Nonetheless, because of the number of people employed at the highways department, and bureaucratic inflexibility, the government is reluctant to cut back on its infrastructure investments, says Zimmerman. In the meantime, he thinks the money would be better spent on rail, which is overburdened and in need of attention.
Of course, the government begs to differ. The bridge, it said in a response to questions from Asia Sentinel, will further strengthen the road network and Hong Kong’s role as a regional and international logistics hub.
Whatever it is, Stonecutters Bridge promises to be a major engineering feat. When it is completed in 2009, it will be the world’s longest single-span cable-stayed bridge. At night, lights will illuminate the below-deck cross girders and the bridge’s towers — nearly 300 metres high at their peak — to lend it a striking luminescence reserved for architectural majesty. The design, decided on after an international competition in 2000, has been featured on the Discovery Channel’s Extreme Engineering television show, and the government hopes it will become another major landmark.
The bridge and its roads will also be directly connected to the container terminals at Stonecutters and Tsing Yi islands.

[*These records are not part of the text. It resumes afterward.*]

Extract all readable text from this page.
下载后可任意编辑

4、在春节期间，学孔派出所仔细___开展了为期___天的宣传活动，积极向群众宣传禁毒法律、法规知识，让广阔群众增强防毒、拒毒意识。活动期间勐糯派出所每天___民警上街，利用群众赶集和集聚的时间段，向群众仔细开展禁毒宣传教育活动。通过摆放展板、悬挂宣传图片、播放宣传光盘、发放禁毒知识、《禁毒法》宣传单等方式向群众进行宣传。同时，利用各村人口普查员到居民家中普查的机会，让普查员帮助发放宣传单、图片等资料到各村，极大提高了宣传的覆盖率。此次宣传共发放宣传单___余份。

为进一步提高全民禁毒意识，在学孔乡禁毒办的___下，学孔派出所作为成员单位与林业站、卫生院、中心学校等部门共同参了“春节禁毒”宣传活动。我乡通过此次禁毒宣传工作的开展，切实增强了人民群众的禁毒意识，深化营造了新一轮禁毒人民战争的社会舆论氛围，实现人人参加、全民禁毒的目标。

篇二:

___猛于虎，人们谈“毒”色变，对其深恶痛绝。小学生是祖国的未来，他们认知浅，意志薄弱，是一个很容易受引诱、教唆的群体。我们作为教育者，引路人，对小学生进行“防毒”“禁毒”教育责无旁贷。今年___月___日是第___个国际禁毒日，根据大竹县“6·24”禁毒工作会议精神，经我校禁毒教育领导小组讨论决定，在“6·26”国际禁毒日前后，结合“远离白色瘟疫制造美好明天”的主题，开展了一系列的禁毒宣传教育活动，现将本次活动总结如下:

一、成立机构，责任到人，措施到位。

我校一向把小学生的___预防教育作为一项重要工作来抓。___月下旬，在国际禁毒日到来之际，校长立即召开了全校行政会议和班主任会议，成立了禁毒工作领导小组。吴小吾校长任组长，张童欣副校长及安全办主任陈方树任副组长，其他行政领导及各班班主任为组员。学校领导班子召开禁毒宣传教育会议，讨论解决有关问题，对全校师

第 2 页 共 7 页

The bridge also will provide direct access to container terminals in Kwai Chung. “Its completion will hence improve the traffic condition in the port area and its vicinity, increase the capability of the road system in handling traffic incidents affecting the operation of the port especially after typhoons, and help meet the future growth of port traffic,” the government said.
One surprising aspect of the Stonecutters Bridge project is the relative lack of strident opposition. At a time when the government has come under fire for the destruction of the Star Ferry Pier, the planned demolition of Queen’s Pier; the ‘redevelopment’ of historic Lee Tung Street, otherwise known as ‘Wedding Card Street’; and for its plan to build a massive government complex on the last piece of harbour-front land in Central, opposing forces have been noticeably mute when it comes to the bridge.
That could have something to do with its paradoxically low profile. The bridge has been under construction since 2004, but few experts or interest groups know enough about it to comment publicly. No urban planning or geography academics at the University of Hong Kong University and the Chinese University approached for interviews felt comfortable commenting on the project. It was the same for Friends of the Earth. Interview requests lodged by phone and email with the Conservancy Association went unanswered. And if column inches are any indication of a legislator’s passions on an issue, it would seem there’s nary a murmur of anti-bridge excitement among the members of the legislative council, who have had nothing to say about the project in the English-language press.
But the fact is that the territory’s citizens have very little voice in public policy, partly as a result of Hong Kong’s lack of direct elections and very little representation. Although public debate stopped the West Kowloon Cultural Center last year, a 40-hectare, HK$24 billion project, by and large the government has been able to push through its other projects with impunity, including the filling in of Victoria Harbor in front of Central. It is extremely difficult for citizens to learn how public agencies redevelop land outside public scrutiny.
Stonecutters Bridge, for instance, is even more expensive than the controversial Gravina Bridge in Alaska, which did become known as the bridge to nowhere after it was proposed by Alaska Sen. Ted Stevens. Critics of the project have included heavyweights such as US Presidential candidate and Republican senator John McCain. Gravina Bridge, if it is ever built, will be almost as long as San Francisco’s Golden Gate Bridge and 24 metres taller than New York’s Brooklyn Bridge. The price tag? A mere US$315 million — US$35 million less than Stonecutters Bridge.